How is the Biden administration attempting to rectify offset shortcomings?

On May 28, the White House, in partnership with the Department of Treasury, Department of Energy, and the Department of Agriculture, released a policy statement and set of guidelines on promoting a high-integrity Voluntary Carbon Market. A high-integrity market is characterized by the sale of carbon credits that are real, additional, long-lasting, and independently verified. To promote greater transparency around who is investing in these high-integrity offsets, the Biden administration called third-party organizations to action — specifically, multi-stakeholder oversight initiatives, like the Voluntary Carbon Markets Integrity Initiative (VCMI) and the United Nations Development Program, as well as carbon credit rating agencies. 

The statement also calls for greater regulatory action in the carbon credit market. Similar to how it is common for companies to report Environmental, Social, and Governance (ESG) standards to offer transparency to shareholders, there should be more detailed reporting on the nature of offset projects. In particular, companies should detail how they know they invested in a project that meets the high integrity criteria. 
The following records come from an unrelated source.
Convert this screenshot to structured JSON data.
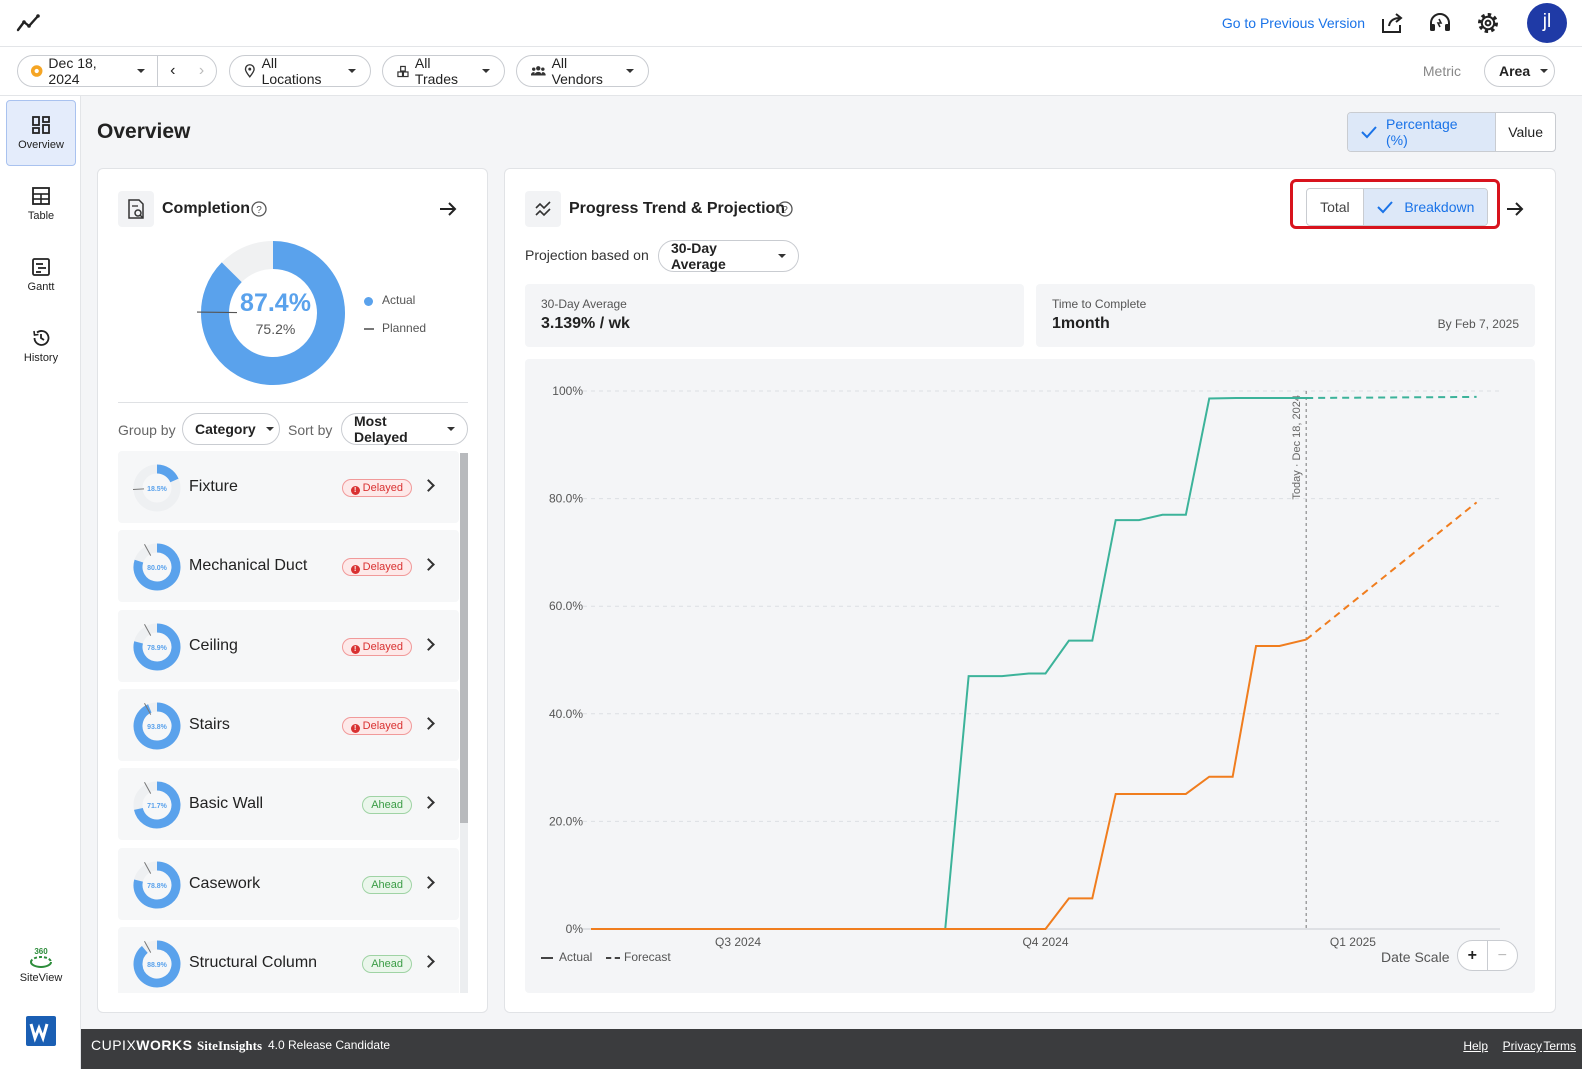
{
  "header": {
    "prev_version_link": "Go to Previous Version",
    "avatar_initials": "jl"
  },
  "filters": {
    "date": "Dec 18, 2024",
    "locations": "All Locations",
    "trades": "All Trades",
    "vendors": "All Vendors",
    "metric_label": "Metric",
    "metric_value": "Area"
  },
  "sidebar": {
    "items": [
      {
        "label": "Overview",
        "active": true
      },
      {
        "label": "Table"
      },
      {
        "label": "Gantt"
      },
      {
        "label": "History"
      }
    ],
    "siteview_label": "SiteView",
    "siteview_badge": "360"
  },
  "main": {
    "title": "Overview",
    "display_toggle": {
      "percentage": "Percentage (%)",
      "value": "Value",
      "selected": "percentage"
    }
  },
  "completion": {
    "title": "Completion",
    "actual_pct": "87.4%",
    "planned_pct": "75.2%",
    "actual_value": 87.4,
    "planned_value": 75.2,
    "legend_actual": "Actual",
    "legend_planned": "Planned",
    "group_by_label": "Group by",
    "group_by_value": "Category",
    "sort_by_label": "Sort by",
    "sort_by_value": "Most Delayed",
    "categories": [
      {
        "name": "Fixture",
        "pct_label": "18.5%",
        "pct": 18.5,
        "status": "Delayed",
        "status_type": "delayed"
      },
      {
        "name": "Mechanical Duct",
        "pct_label": "80.0%",
        "pct": 80.0,
        "status": "Delayed",
        "status_type": "delayed"
      },
      {
        "name": "Ceiling",
        "pct_label": "78.9%",
        "pct": 78.9,
        "status": "Delayed",
        "status_type": "delayed"
      },
      {
        "name": "Stairs",
        "pct_label": "93.8%",
        "pct": 93.8,
        "status": "Delayed",
        "status_type": "delayed"
      },
      {
        "name": "Basic Wall",
        "pct_label": "71.7%",
        "pct": 71.7,
        "status": "Ahead",
        "status_type": "ahead"
      },
      {
        "name": "Casework",
        "pct_label": "78.8%",
        "pct": 78.8,
        "status": "Ahead",
        "status_type": "ahead"
      },
      {
        "name": "Structural Column",
        "pct_label": "88.9%",
        "pct": 88.9,
        "status": "Ahead",
        "status_type": "ahead"
      }
    ]
  },
  "trend": {
    "title": "Progress Trend & Projection",
    "toggle_total": "Total",
    "toggle_breakdown": "Breakdown",
    "toggle_selected": "breakdown",
    "projection_label": "Projection based on",
    "projection_value": "30-Day Average",
    "avg_label": "30-Day Average",
    "avg_value": "3.139% / wk",
    "ttc_label": "Time to Complete",
    "ttc_value": "1month",
    "ttc_by": "By Feb 7, 2025",
    "legend_actual": "Actual",
    "legend_forecast": "Forecast",
    "date_scale_label": "Date Scale",
    "zoom_in": "+",
    "zoom_out": "−"
  },
  "chart_data": {
    "type": "line",
    "y_ticks": [
      "0%",
      "20.0%",
      "40.0%",
      "60.0%",
      "80.0%",
      "100%"
    ],
    "ylim": [
      0,
      100
    ],
    "x_ticks": [
      {
        "label": "Q3 2024",
        "date": "2024-07-01"
      },
      {
        "label": "Q4 2024",
        "date": "2024-10-01"
      },
      {
        "label": "Q1 2025",
        "date": "2025-01-01"
      }
    ],
    "xlim": [
      "2024-05-18",
      "2025-02-14"
    ],
    "today_marker": {
      "label": "Today · Dec 18, 2024",
      "date": "2024-12-18"
    },
    "series": [
      {
        "color": "#3cb39a",
        "actual": [
          [
            "2024-05-18",
            0
          ],
          [
            "2024-09-01",
            0
          ],
          [
            "2024-09-08",
            47
          ],
          [
            "2024-09-18",
            47
          ],
          [
            "2024-09-26",
            47.5
          ],
          [
            "2024-10-01",
            47.5
          ],
          [
            "2024-10-08",
            53.6
          ],
          [
            "2024-10-15",
            53.6
          ],
          [
            "2024-10-22",
            76
          ],
          [
            "2024-10-29",
            76
          ],
          [
            "2024-11-05",
            77
          ],
          [
            "2024-11-12",
            77
          ],
          [
            "2024-11-19",
            98.6
          ],
          [
            "2024-11-27",
            98.7
          ],
          [
            "2024-12-18",
            98.7
          ]
        ],
        "forecast": [
          [
            "2024-12-18",
            98.7
          ],
          [
            "2025-02-07",
            98.9
          ]
        ]
      },
      {
        "color": "#f07d1e",
        "actual": [
          [
            "2024-05-18",
            0
          ],
          [
            "2024-10-01",
            0
          ],
          [
            "2024-10-08",
            5.7
          ],
          [
            "2024-10-15",
            5.7
          ],
          [
            "2024-10-22",
            25.1
          ],
          [
            "2024-11-12",
            25.1
          ],
          [
            "2024-11-19",
            28.3
          ],
          [
            "2024-11-26",
            28.3
          ],
          [
            "2024-12-03",
            52.6
          ],
          [
            "2024-12-10",
            52.6
          ],
          [
            "2024-12-18",
            53.8
          ]
        ],
        "forecast": [
          [
            "2024-12-18",
            53.8
          ],
          [
            "2025-02-07",
            79.3
          ]
        ]
      }
    ]
  },
  "footer": {
    "brand_a": "CUPIX",
    "brand_b": "WORKS",
    "product": "SiteInsights",
    "version": "4.0 Release Candidate",
    "links": [
      "Help",
      "Privacy",
      "Terms"
    ]
  }
}
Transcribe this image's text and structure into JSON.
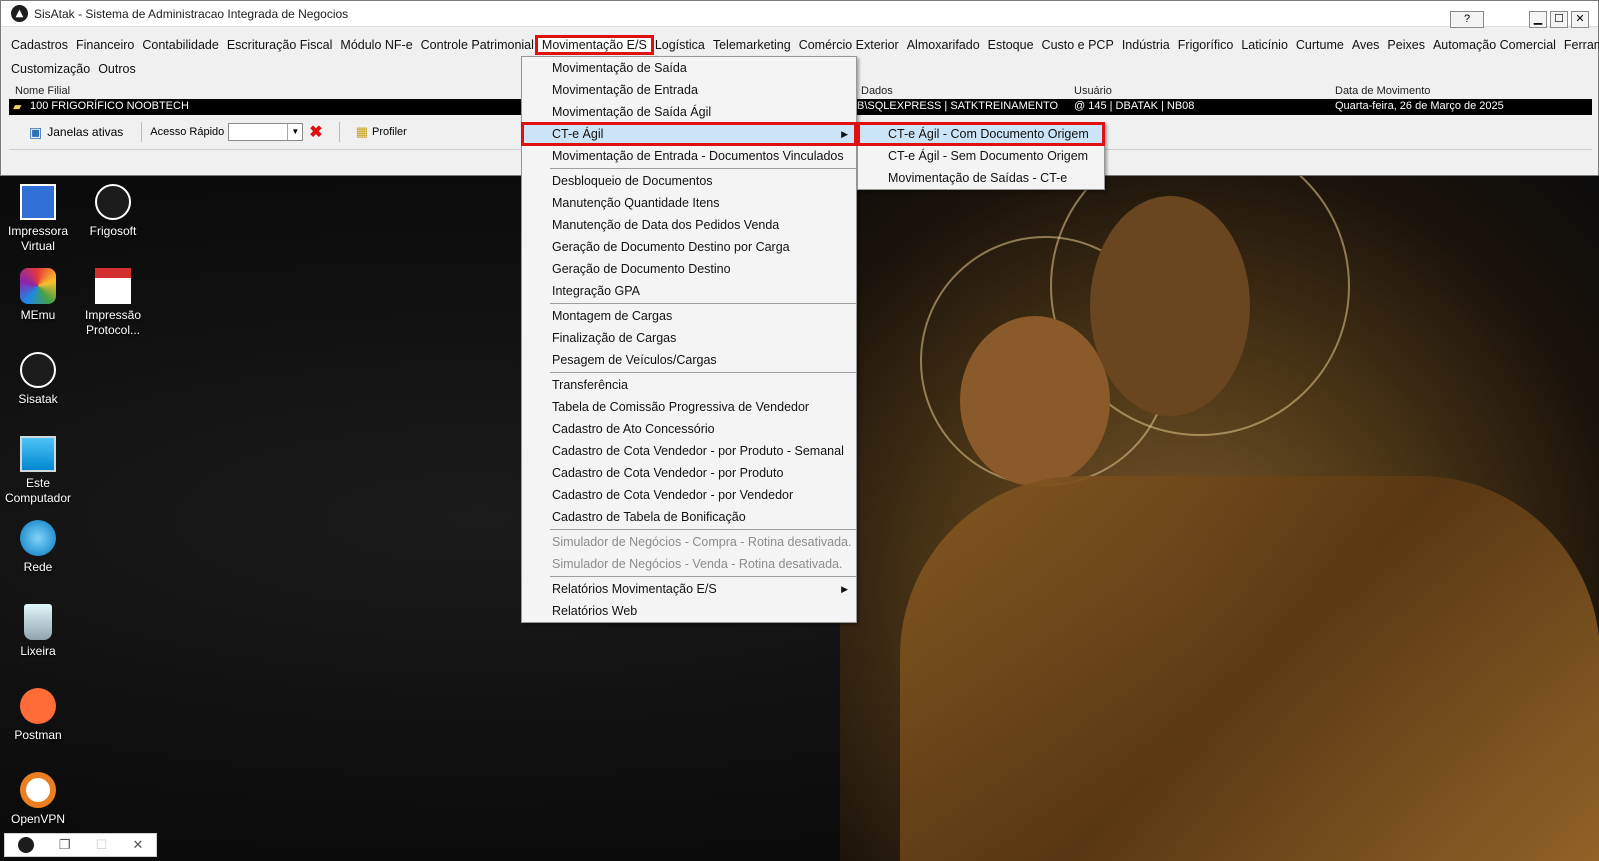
{
  "window": {
    "title": "SisAtak - Sistema de Administracao Integrada de Negocios",
    "help_label": "?",
    "minimize_label": "▁",
    "maximize_label": "☐",
    "close_label": "✕"
  },
  "menu_bar": {
    "row1": [
      "Cadastros",
      "Financeiro",
      "Contabilidade",
      "Escrituração Fiscal",
      "Módulo NF-e",
      "Controle Patrimonial",
      "Movimentação E/S",
      "Logística",
      "Telemarketing",
      "Comércio Exterior",
      "Almoxarifado",
      "Estoque",
      "Custo e PCP",
      "Indústria",
      "Frigorífico",
      "Laticínio",
      "Curtume",
      "Aves",
      "Peixes",
      "Automação Comercial",
      "Ferramentas"
    ],
    "row2": [
      "Customização",
      "Outros"
    ],
    "active": "Movimentação E/S"
  },
  "info": {
    "headers": {
      "filial": "Nome Filial",
      "dados": "Dados",
      "usuario": "Usuário",
      "data": "Data de Movimento"
    },
    "filial": "100 FRIGORÍFICO NOOBTECH",
    "dados": "B\\SQLEXPRESS | SATKTREINAMENTO",
    "usuario": "@ 145 | DBATAK | NB08",
    "data": "Quarta-feira, 26 de Março de 2025"
  },
  "toolbar": {
    "janelas_label": "Janelas ativas",
    "acesso_label": "Acesso Rápido",
    "acesso_value": "",
    "profiler_label": "Profiler"
  },
  "movimentacao_menu": {
    "group1": [
      "Movimentação de Saída",
      "Movimentação de Entrada",
      "Movimentação de Saída Ágil",
      "CT-e  Ágil",
      "Movimentação de Entrada - Documentos Vinculados"
    ],
    "group2": [
      "Desbloqueio de Documentos",
      "Manutenção Quantidade Itens",
      "Manutenção de Data dos Pedidos Venda",
      "Geração de Documento Destino por Carga",
      "Geração de Documento Destino",
      "Integração GPA"
    ],
    "group3": [
      "Montagem de Cargas",
      "Finalização de Cargas",
      "Pesagem de Veículos/Cargas"
    ],
    "group4": [
      "Transferência",
      "Tabela de Comissão Progressiva de Vendedor",
      "Cadastro de Ato Concessório",
      "Cadastro de Cota Vendedor - por Produto - Semanal",
      "Cadastro de Cota Vendedor - por Produto",
      "Cadastro de Cota Vendedor - por Vendedor",
      "Cadastro de Tabela de Bonificação"
    ],
    "group5": [
      "Simulador de Negócios - Compra - Rotina desativada.",
      "Simulador de Negócios - Venda - Rotina desativada."
    ],
    "group6": [
      "Relatórios Movimentação E/S",
      "Relatórios Web"
    ]
  },
  "cte_submenu": [
    "CT-e Ágil - Com Documento Origem",
    "CT-e Ágil - Sem Documento Origem",
    "Movimentação de Saídas - CT-e"
  ],
  "desktop_icons": [
    {
      "label": "Impressora Virtual",
      "icon": "printer-icon"
    },
    {
      "label": "Frigosoft",
      "icon": "frigosoft-icon"
    },
    {
      "label": "MEmu",
      "icon": "memu-icon"
    },
    {
      "label": "Impressão Protocol...",
      "icon": "pdf-icon"
    },
    {
      "label": "Sisatak",
      "icon": "sisatak-icon"
    },
    {
      "label": "Este Computador",
      "icon": "computer-icon"
    },
    {
      "label": "Rede",
      "icon": "network-icon"
    },
    {
      "label": "Lixeira",
      "icon": "recycle-bin-icon"
    },
    {
      "label": "Postman",
      "icon": "postman-icon"
    },
    {
      "label": "OpenVPN",
      "icon": "openvpn-icon"
    }
  ],
  "colors": {
    "highlight_border": "#e01010",
    "menu_highlight": "#cce4f7"
  }
}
The Biden administration also takes the important step of encouraging corporations to find ways to decrease emissions within their own value chains before they resort to purchasing offsets. This statement would be more powerful if it were accompanied by tangible legal action, but it is a good first step in addressing the root problem of the climate crisis. 

Next steps

Overall, carbon offsets are inadequate in tackling carbon emissions from the world’s largest polluters. To make genuine progress in the decarbonization effort, the U.S. government must incentivize direct emissions mitigation from companies. Without market-based incentives levied by the government, corporations will continue to prioritize profit maximization — a path that the planet can no longer afford.